I’ve encountered plenty of processes where these assumptions are open to challenge. For example:

  • A change management process whose objective was the approval or rejection of design changes, disconnected from any actual implementation process. Needless to say, any customer satisfaction delivered out of that process was somewhat short lived.
  • My bank’s account opening process. A frustrating process and several weeks later and I still don’t have online banking, let alone two additional products that I would be willing to pay for. I sense an institutionalised lack of curiosity into my needs and what might be in the way of delivering on them.

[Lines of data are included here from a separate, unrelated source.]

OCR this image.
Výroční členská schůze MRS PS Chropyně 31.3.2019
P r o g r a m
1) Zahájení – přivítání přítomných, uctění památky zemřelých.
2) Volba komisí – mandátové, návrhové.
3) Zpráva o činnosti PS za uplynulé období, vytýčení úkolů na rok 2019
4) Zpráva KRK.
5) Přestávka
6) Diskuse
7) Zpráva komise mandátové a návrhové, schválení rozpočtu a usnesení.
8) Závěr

Some acknowledgements are in order:

  • The first set of questions questions are heavily influenced by Michael Kennedy and the model of the Knowledge Discovery Process. That’s a Lean product development model, but I find that many processes are usefully understood in those terms.
  • The “whose needs?” questions (the first bullet) point to the very important question: “who holds a veto on delivery?”. This is one of many good customer focus takeaways from Lean Software Strategies by Peter Middleton and my friend Jim Sutton.
  • The idea of understanding a process by walking through it backwards is an old Lean trick. I don’t know for sure how it was discovered and popularised, but Steven Spear describes very well its use as a leadership routine inside Toyota in his book The High-Velocity Edge.
  • Failure Demand is a concept I associate (in the nicest possible way) with John Seddon.

These are all great ideas. Combining them with visual management and practised routine makes them (as well as the values) accessible and actionable, don’t you think?